The year is young; there’s no time like the present. Snow days are ideal for thinking of ways to revamp instruction to help the kids get excited about books and develop a love—or at least a very strong like—of reading. Will they all? Truthfully, probably not. But that’s no excuse for not striving for something far better on their behalf:

Books are great.gif

Harry Potter and the Banned Books

Anthropologists, historians of religion, and professors of literature will all tell you that the rule in traditional cultures, and even in cultures such as ours, is that story, in whatever form, is meant to instruct and change us.

-John Granger, Looking for God in Harry Potter

The Harry Potter series celebrates its twentieth birthday this year. It’s been appearing on banned book lists for as long, regularly condemned for promoting witchcraft and satanism. I knew of the controversy long before I read the series – to be honest, I picked up Harry Potter and the Sorcerer’s Stone in a fifth-grade classroom for the first time about fifteen years ago, read the first couple of pages, and wasn’t especially gripped either way. Not until Harry Potter and the Deathly Hallows was about to be released did I take the real plunge. I had attended a conference with a group of children’s lit MFA candidates, who described the coming of the final book and their anticipation of it with eyes gleaming like those of beatified saints:

“I ordered it and when it’s delivered, I am going to lock myself in the bedroom – I told my family not to bother me, I am going to be reading this book, and I need to be left alone.”

I swear I saw tears shimmering in their wide eyes.

So, with a just month to go before the release date, I read all six preceding books, even went to Barnes and Noble to get my own copy of Deathly Hallows at midnight on the release date.

In short: The books are magical, all right, but not in the sense of spells, wands, sorcery. These appear in the books but aren’t the real draw, are not what the books are really about. The draw – the thing that puts the gleam in the diehard fan’s eye – is caring about the characters, the needing to know what’s going to happen to them. The age-old theme of good versus evil, making choices to preserve life or to destroy it. The big umbrella from which the stories hang is love – think of why Voldemort really cannot win in the end.

What we take away from the Potter books is that as long as as there is love, there’s hope. A young boy with a lot of hard knocks in his early life is willing to sacrifice himself to save others. He’s successful, and because he is, in his not-exactly-perfect-hero example, we know we can be, too. After all, he’s just a child.

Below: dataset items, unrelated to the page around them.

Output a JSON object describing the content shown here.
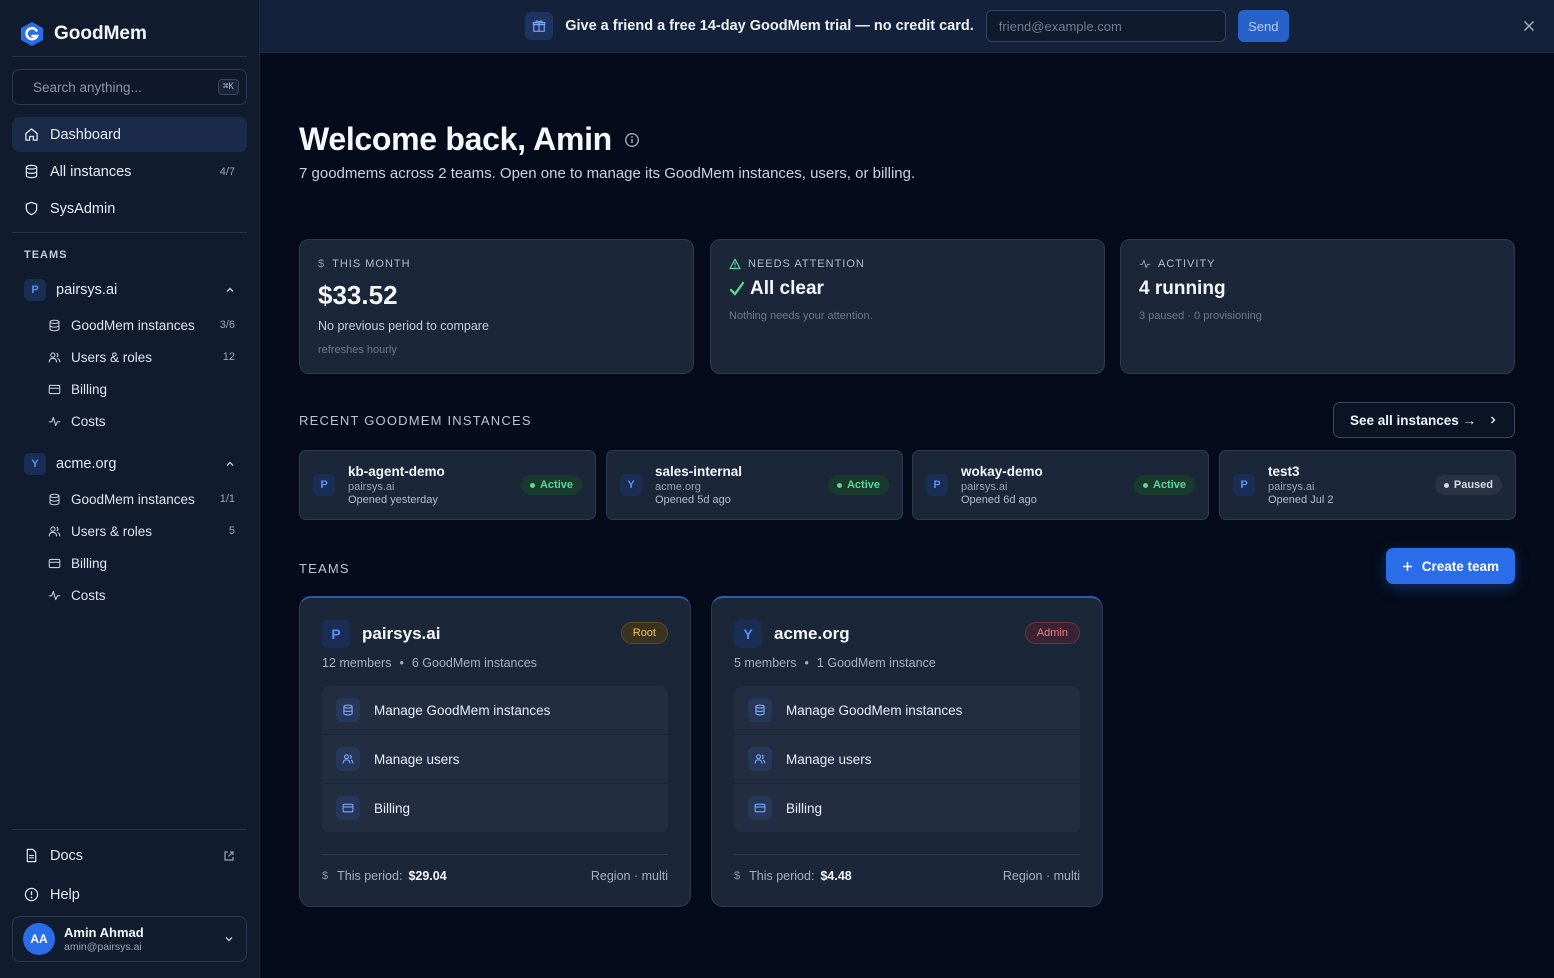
{
  "brand": {
    "name": "GoodMem"
  },
  "search": {
    "placeholder": "Search anything...",
    "shortcut": "⌘K"
  },
  "nav": [
    {
      "label": "Dashboard",
      "count": ""
    },
    {
      "label": "All instances",
      "count": "4/7"
    },
    {
      "label": "SysAdmin",
      "count": ""
    }
  ],
  "sidebar_teams": {
    "label": "TEAMS",
    "items": [
      {
        "avatar": "P",
        "name": "pairsys.ai",
        "subs": [
          {
            "label": "GoodMem instances",
            "count": "3/6"
          },
          {
            "label": "Users & roles",
            "count": "12"
          },
          {
            "label": "Billing",
            "count": ""
          },
          {
            "label": "Costs",
            "count": ""
          }
        ]
      },
      {
        "avatar": "Y",
        "name": "acme.org",
        "subs": [
          {
            "label": "GoodMem instances",
            "count": "1/1"
          },
          {
            "label": "Users & roles",
            "count": "5"
          },
          {
            "label": "Billing",
            "count": ""
          },
          {
            "label": "Costs",
            "count": ""
          }
        ]
      }
    ]
  },
  "footer_nav": {
    "docs": "Docs",
    "help": "Help"
  },
  "user": {
    "initials": "AA",
    "name": "Amin Ahmad",
    "email": "amin@pairsys.ai"
  },
  "banner": {
    "text": "Give a friend a free 14-day GoodMem trial — no credit card.",
    "placeholder": "friend@example.com",
    "send": "Send"
  },
  "welcome": {
    "title": "Welcome back, Amin",
    "subtitle": "7 goodmems across 2 teams. Open one to manage its GoodMem instances, users, or billing."
  },
  "stats": {
    "month": {
      "label": "THIS MONTH",
      "value": "$33.52",
      "line1": "No previous period to compare",
      "line2": "refreshes hourly"
    },
    "attention": {
      "label": "NEEDS ATTENTION",
      "value": "All clear",
      "line1": "Nothing needs your attention."
    },
    "activity": {
      "label": "ACTIVITY",
      "value": "4 running",
      "line1": "3 paused · 0 provisioning"
    }
  },
  "recent": {
    "title": "RECENT GOODMEM INSTANCES",
    "see_all": "See all instances →",
    "items": [
      {
        "avatar": "P",
        "name": "kb-agent-demo",
        "org": "pairsys.ai",
        "opened": "Opened yesterday",
        "status": "Active"
      },
      {
        "avatar": "Y",
        "name": "sales-internal",
        "org": "acme.org",
        "opened": "Opened 5d ago",
        "status": "Active"
      },
      {
        "avatar": "P",
        "name": "wokay-demo",
        "org": "pairsys.ai",
        "opened": "Opened 6d ago",
        "status": "Active"
      },
      {
        "avatar": "P",
        "name": "test3",
        "org": "pairsys.ai",
        "opened": "Opened Jul 2",
        "status": "Paused"
      }
    ]
  },
  "teams_section": {
    "title": "TEAMS",
    "create": "Create team",
    "items": [
      {
        "avatar": "P",
        "name": "pairsys.ai",
        "role": "Root",
        "members": "12 members",
        "instances": "6 GoodMem instances",
        "links": [
          "Manage GoodMem instances",
          "Manage users",
          "Billing"
        ],
        "period_label": "This period:",
        "period_value": "$29.04",
        "region": "Region · multi"
      },
      {
        "avatar": "Y",
        "name": "acme.org",
        "role": "Admin",
        "members": "5 members",
        "instances": "1 GoodMem instance",
        "links": [
          "Manage GoodMem instances",
          "Manage users",
          "Billing"
        ],
        "period_label": "This period:",
        "period_value": "$4.48",
        "region": "Region · multi"
      }
    ]
  },
  "colors": {
    "accent": "#2a6de8",
    "active": "#5fd597",
    "root": "#f0c75e",
    "admin": "#f07a8a"
  }
}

The books don’t entice children to practice magic; they entice readers to be their better selves, to strive, to overcome darkness within and without.

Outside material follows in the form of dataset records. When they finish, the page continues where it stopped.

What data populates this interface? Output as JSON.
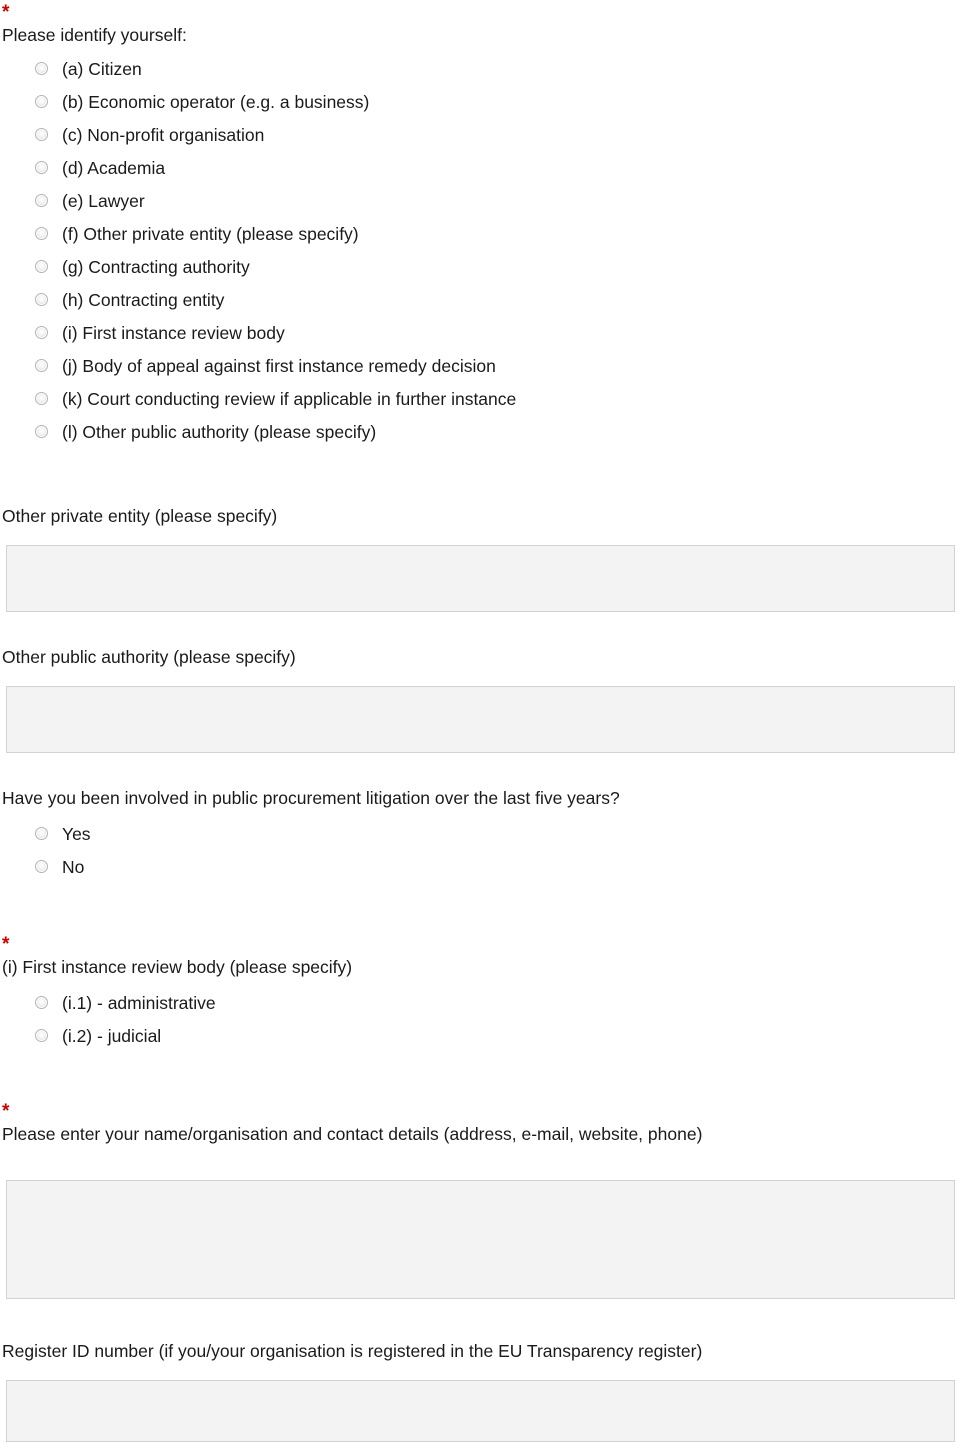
{
  "form": {
    "identify": {
      "required_marker": "*",
      "question": "Please identify yourself:",
      "options": [
        "(a) Citizen",
        "(b) Economic operator (e.g. a business)",
        "(c) Non-profit organisation",
        "(d) Academia",
        "(e) Lawyer",
        "(f) Other private entity (please specify)",
        "(g) Contracting authority",
        "(h) Contracting entity",
        "(i) First instance review body",
        "(j) Body of appeal against first instance remedy decision",
        "(k) Court conducting review if applicable in further instance",
        "(l) Other public authority (please specify)"
      ]
    },
    "other_private_entity": {
      "label": "Other private entity (please specify)",
      "value": "",
      "placeholder": ""
    },
    "other_public_authority": {
      "label": "Other public authority (please specify)",
      "value": "",
      "placeholder": ""
    },
    "litigation": {
      "question": "Have you been involved in public procurement litigation over the last five years?",
      "options": [
        "Yes",
        "No"
      ]
    },
    "first_instance": {
      "required_marker": "*",
      "question": "(i) First instance review body (please specify)",
      "options": [
        "(i.1) - administrative",
        "(i.2) - judicial"
      ]
    },
    "contact": {
      "required_marker": "*",
      "label": "Please enter your name/organisation and contact details (address, e-mail, website, phone)",
      "value": "",
      "placeholder": ""
    },
    "register_id": {
      "label": "Register ID number (if you/your organisation is registered in the EU Transparency register)",
      "value": "",
      "placeholder": ""
    }
  },
  "colors": {
    "required": "#cc0000",
    "text": "#1a1a1a",
    "field_bg": "#f3f3f3",
    "field_border": "#d2d2d2"
  }
}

I was an avid reader ever since I can remember. Every summer when I stayed with my grandmother in the far, coastal reaches of North Carolina, she took me to the tiny, dusty county library. I checked out stacks of books, more than I could carry by myself – Grandma had to help. One year I saw a title that compelled me. I had heard about the movie,  that people at my church said it was really bad; I knew people were afraid of it. Naturally, it piqued my interest. I put the book in my stack and, wonder of wonders, Grandma didn’t notice, or I surely wouldn’t have been allowed to have it.

That book was The Exorcist.

It was well beyond my developmental level, to say the least, and it was the first cover I opened when I got back to Grandma’s house. After maybe four minutes of attempting to decode words with multisyllabic chunking, before I even knew that was a real strategy, I was horrified by the images I could and did glean. I closed the cover and hid the book from my sight, fervently wishing I could just leave it outside until the return trip to the library.

I was maybe ten years old.

What I learned at that young age is that you have to be your own judge.

This is something that Harry does exceedingly well.

Every book that we read changes us; we take away some learning, some new thinking, some depth of emotion. Agreeing or disagreeing with the content, our given tastes in that regard, are not primary considerations – our freedom to decide is. We must be careful of what we are advocating – for, if a book containing stories of magic, sorcery, and evil acts should be banned, then that includes the Bible itself.